The Shore Girl: a Novel
The Shore Girl follows Rebee from her toddler to teen years as she grapples with her mother’s fears and addictions, and her own desires for a normal life. Through a series of narrators—family, friends, teachers, strangers, and Rebee herself—her family’s dark past, and the core of her mother’s despair, are slowly revealed.
NeWest Press, Edmonton, 2012
Fran Kimmel either doesn’t have a narrow mind or is just a lot brighter than many of us. Or more aware. Her book The Shore Girl, the story of Rebee Shore, shows the world of single motherhood and their kids from the inside out…
— Carin Makus, (At) Eleven: Chatting with Writers Series
[i]llustrates the havoc of the young girl’s upbringing in a way that is both raw and heartbreaking… Kimmel’s debut will appeal to those who are drawn to dark, gritty family dramas, rife with vulnerable characters in turmoil.
— Vanessa Blakeslee, Quill & Quire
With first novel, Fran Kimmel confirms her gift for small canvases.
— Jim Bartley, The Globe and Mail
[E]ach chapter is a jewel of a short story on its own...The Shore Girl's kooky yet realistic characters, true-to-life smells and sounds and scenes conjure up an unidealized world both familiar and alien. Like Harmony's van speeding through Wild Rose Country, it leads the reader into an in-depth examination of human emotions and motives.

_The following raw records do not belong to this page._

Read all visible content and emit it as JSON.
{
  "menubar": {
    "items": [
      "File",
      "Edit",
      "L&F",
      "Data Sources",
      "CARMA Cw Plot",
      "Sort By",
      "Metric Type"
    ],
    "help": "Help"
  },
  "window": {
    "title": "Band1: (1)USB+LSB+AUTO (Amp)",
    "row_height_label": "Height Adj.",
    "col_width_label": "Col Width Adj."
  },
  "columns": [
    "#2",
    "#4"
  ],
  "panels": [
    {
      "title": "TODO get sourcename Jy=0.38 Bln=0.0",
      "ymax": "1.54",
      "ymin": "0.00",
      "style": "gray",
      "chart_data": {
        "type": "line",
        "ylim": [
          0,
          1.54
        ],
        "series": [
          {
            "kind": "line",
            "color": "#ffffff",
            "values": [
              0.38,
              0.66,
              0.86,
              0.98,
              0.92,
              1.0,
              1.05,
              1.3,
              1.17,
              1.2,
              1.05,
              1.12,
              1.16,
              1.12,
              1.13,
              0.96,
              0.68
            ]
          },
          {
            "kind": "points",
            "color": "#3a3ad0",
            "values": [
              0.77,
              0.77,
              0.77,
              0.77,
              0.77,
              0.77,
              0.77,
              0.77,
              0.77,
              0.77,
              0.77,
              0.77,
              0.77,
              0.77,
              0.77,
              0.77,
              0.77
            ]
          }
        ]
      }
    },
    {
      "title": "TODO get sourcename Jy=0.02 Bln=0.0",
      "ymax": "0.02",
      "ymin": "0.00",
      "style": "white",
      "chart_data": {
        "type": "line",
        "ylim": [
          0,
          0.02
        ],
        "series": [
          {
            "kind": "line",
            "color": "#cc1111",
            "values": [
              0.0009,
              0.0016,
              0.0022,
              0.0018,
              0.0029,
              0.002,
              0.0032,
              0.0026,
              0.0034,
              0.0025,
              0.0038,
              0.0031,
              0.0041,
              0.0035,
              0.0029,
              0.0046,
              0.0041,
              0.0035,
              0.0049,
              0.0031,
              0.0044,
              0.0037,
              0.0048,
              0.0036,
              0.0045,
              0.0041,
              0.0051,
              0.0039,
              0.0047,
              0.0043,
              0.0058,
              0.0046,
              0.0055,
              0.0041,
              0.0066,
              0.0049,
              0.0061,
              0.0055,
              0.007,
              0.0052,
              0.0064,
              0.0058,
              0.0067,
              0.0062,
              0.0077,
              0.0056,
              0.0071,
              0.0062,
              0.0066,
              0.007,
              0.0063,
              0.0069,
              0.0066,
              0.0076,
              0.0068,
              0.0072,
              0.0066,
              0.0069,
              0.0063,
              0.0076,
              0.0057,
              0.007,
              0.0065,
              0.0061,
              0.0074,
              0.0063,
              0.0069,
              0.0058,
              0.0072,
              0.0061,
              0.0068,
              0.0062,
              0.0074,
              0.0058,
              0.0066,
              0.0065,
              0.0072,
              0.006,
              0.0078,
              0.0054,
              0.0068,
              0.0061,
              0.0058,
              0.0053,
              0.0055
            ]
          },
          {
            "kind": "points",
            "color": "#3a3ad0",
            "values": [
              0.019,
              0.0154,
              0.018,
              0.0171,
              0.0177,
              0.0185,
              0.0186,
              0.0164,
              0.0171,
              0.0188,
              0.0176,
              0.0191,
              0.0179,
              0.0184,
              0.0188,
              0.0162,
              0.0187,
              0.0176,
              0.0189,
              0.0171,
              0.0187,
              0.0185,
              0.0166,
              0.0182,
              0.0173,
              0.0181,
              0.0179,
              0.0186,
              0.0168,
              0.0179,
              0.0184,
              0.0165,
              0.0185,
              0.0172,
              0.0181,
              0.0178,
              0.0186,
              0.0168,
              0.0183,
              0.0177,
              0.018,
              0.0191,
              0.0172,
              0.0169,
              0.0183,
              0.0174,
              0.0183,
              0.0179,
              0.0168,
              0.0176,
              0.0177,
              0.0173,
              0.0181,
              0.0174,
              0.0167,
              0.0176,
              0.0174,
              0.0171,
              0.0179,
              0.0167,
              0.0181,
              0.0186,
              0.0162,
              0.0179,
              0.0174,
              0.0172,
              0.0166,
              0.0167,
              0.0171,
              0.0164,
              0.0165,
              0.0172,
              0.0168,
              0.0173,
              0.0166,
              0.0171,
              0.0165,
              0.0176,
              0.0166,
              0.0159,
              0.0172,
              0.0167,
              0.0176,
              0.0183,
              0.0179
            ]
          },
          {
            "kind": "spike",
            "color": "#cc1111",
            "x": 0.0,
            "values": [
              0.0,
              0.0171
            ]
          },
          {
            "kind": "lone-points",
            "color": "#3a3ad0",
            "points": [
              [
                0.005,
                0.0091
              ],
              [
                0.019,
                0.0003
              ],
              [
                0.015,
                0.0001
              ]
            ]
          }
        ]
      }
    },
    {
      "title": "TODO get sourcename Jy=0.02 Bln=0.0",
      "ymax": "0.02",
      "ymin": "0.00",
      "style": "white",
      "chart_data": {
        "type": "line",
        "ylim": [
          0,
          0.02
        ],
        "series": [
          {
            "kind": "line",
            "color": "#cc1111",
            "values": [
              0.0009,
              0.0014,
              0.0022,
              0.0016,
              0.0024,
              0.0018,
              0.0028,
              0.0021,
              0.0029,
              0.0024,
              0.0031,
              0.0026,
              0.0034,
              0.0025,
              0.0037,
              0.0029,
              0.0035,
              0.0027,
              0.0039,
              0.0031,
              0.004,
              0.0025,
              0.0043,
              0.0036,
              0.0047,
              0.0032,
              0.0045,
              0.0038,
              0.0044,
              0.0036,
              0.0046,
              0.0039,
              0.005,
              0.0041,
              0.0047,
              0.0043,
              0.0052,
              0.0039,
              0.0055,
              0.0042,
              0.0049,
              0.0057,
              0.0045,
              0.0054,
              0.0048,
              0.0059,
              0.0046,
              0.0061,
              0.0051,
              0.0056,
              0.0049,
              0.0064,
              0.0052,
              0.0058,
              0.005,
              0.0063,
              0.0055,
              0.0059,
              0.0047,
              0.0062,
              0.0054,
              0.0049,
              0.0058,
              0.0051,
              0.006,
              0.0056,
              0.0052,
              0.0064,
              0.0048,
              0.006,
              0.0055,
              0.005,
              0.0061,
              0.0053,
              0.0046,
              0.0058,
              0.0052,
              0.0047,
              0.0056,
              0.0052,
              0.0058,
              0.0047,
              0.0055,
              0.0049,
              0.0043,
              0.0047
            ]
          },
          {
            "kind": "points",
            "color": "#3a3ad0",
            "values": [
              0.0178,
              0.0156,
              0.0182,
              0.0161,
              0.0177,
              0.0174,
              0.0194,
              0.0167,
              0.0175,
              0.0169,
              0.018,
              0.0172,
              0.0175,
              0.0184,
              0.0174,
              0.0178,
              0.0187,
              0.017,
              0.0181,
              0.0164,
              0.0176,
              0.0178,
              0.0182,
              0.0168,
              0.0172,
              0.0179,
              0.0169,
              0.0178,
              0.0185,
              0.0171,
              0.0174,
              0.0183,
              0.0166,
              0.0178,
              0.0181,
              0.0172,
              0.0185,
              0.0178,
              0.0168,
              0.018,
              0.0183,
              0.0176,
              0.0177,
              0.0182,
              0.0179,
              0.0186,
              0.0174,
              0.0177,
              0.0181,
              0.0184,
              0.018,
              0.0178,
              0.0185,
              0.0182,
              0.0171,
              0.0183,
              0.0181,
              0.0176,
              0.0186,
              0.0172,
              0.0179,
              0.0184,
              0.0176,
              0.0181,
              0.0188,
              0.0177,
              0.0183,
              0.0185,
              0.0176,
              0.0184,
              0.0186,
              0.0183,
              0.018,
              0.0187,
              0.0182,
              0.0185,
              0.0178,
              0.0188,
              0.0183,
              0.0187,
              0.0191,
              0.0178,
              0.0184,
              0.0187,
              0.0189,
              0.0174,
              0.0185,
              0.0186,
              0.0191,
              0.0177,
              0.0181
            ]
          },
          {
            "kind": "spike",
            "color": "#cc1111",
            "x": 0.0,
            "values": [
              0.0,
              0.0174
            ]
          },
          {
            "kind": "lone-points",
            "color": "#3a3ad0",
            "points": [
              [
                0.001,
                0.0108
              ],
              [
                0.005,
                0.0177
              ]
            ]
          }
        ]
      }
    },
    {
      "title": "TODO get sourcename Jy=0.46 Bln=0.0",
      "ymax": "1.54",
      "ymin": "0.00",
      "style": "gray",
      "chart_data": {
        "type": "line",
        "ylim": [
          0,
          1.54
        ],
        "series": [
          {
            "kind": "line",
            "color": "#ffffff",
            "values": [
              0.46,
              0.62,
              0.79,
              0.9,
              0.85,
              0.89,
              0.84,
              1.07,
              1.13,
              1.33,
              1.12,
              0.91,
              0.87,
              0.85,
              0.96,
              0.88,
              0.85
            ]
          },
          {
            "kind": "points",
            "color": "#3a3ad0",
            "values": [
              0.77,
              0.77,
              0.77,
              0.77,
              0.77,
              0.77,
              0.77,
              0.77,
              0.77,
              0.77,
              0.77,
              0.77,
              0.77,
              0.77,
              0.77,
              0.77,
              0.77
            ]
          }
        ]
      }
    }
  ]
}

— Laurie Glenn Norris, Telegraph-Journal
Rebee has no use for pity, and her independence, however dimly arrived at, is the one thing that offers her a glimmer of hope.
— David Berry, National Post
Shore Girl is a surefire winner.
— Catherine Ford, The Calgary Herald
Rebee is someone who will touch you; she is someone I wish I could know.
— Joy Fisher, Coastal Spectator
Kimmel has created realistic characters, characters who resonate with the reader — people we have met, either in real life or in news reports: real, raw, hurting, coping, failing, surviving characters.
— Annie Vigna, FreeFall Magazine
The Shore Girl is a book that starts and ends with a bang. It's both a journey and a character study, and it is well worth your time.
— Alexis Keinlen, Daily Herald Tribune
Kimmel has a laser-like ability to see into the minds of her hurt characters, and she uses short sentences to deliver crisp observations.